|Year : 2019 | Volume
| Issue : 3 | Page : 128-131
Injectable-platelet-rich fibrin-smart blood with stem cells for the treatment of alopecia: A report of three patients
Ritika Arora1, Sagrika Shukla2
1 Department of Periodontology, Vedic Dental College, Daman, Daman and Diu, India
2 Department of Dentistry and Maxillofacial Surgery, All India Institute of Medical Sciences, Rishikesh, Uttarakhand, India
|Date of Web Publication||12-Jun-2019|
Dr.
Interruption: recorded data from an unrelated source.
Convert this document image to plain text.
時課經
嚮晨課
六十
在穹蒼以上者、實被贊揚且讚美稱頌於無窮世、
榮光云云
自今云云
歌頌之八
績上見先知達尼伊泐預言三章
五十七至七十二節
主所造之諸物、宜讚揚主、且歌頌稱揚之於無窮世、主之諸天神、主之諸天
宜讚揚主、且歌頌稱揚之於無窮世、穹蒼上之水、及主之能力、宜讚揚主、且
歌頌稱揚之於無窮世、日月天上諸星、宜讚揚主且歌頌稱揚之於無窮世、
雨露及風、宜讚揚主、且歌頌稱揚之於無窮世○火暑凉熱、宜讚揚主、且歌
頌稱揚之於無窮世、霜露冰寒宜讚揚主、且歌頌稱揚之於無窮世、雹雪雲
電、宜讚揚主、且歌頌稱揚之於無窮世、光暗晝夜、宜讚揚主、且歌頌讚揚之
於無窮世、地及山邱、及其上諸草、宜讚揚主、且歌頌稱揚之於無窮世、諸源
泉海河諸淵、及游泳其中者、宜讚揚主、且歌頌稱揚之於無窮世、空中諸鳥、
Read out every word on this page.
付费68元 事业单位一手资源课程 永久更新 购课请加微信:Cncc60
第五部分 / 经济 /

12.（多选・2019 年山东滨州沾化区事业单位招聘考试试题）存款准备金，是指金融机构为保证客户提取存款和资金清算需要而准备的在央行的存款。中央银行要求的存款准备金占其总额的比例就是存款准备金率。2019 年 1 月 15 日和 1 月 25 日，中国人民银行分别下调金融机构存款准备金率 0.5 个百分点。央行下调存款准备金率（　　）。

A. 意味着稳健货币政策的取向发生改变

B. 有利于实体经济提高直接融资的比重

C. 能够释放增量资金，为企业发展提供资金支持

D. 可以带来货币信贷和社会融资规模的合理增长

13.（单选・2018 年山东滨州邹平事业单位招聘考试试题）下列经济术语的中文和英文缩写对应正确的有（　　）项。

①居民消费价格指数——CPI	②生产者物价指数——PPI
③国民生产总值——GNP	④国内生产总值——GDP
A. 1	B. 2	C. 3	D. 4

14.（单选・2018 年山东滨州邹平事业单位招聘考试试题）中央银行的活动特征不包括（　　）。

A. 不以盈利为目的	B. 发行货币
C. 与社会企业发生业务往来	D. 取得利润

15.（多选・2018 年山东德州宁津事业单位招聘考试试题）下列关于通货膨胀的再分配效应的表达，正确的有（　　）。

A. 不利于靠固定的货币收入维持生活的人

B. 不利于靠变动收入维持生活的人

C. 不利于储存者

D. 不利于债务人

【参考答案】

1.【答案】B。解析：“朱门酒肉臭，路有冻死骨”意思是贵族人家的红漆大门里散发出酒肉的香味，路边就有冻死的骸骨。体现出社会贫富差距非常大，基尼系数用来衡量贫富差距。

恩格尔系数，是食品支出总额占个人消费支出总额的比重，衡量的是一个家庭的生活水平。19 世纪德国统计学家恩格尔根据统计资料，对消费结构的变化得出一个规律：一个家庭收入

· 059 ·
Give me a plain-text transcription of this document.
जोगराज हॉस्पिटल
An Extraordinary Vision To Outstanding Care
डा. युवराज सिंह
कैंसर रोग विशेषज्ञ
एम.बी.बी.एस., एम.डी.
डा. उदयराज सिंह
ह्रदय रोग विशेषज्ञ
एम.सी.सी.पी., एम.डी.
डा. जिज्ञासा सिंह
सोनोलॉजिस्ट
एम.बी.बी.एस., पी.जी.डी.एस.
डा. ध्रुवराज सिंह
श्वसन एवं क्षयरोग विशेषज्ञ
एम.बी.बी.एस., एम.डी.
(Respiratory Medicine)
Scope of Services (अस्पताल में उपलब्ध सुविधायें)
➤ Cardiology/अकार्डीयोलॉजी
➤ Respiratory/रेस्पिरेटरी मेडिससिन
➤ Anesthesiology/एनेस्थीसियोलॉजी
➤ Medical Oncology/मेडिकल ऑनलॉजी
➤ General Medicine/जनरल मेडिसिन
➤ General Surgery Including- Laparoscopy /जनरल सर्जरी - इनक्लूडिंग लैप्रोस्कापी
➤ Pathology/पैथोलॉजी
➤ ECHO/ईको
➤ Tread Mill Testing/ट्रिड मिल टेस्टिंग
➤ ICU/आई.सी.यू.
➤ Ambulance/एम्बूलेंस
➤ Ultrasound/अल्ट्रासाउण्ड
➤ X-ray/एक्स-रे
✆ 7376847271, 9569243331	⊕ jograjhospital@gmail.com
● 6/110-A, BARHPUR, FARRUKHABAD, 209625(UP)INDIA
Sagrika Shukla
Department of Dentistry and Maxillofacial Surgery, All India Institute of Medical Sciences, Rishikesh, Uttarakhand
Source of Support: None, Conflict of Interest: None
| Abstract|| |
Hair loss or alopecia in males is very common, and so is its treatment. Until now, platelet-rich plasma has been in use for hair regeneration, which has shown results but lacks regenerative potential as compared to platelet-rich fibrin (PRF). Injectable-PRF (i-PRF) is advanced version of PRF in liquid form which can be injected and contains stem cells with high regenerative potential. Hair regeneration in Type VI and Type VII was observed which are difficult to treat. Hair growth with i-PRF has better regenerative potential. All cases reported showed improvement in hair growth.
Keywords: Alopecia, growth factors, injectable-platelet-rich fibrin, regeneration, stem cells
|How to cite this article:|
Arora R, Shukla S. Injectable-platelet-rich fibrin-smart blood with stem cells for the treatment of alopecia: A report of three patients. Int J Trichol 2019;11:128-31
|How to cite this URL:|
Arora R, Shukla S. Injectable-platelet-rich fibrin-smart blood with stem cells for the treatment of alopecia: A report of three patients. Int J Trichol [serial online] 2019 [cited 2019 Aug 19];11:128-31. Available from: http://www.ijtrichology.com/text.asp?2019/11/3/128/259991
| Introduction|| |
In every few years, there happen few inventions or discoveries in the field of dentistry which change its face for the larger benefit of people. Second-generation platelet concentrates also known as platelet-rich fibrin (PRF) is one such discovery by Dr. Choukroun which not only has applications in the mouth for bone augmentation but also can be used anywhere to enhance wound healing and re-establish angiogenesis.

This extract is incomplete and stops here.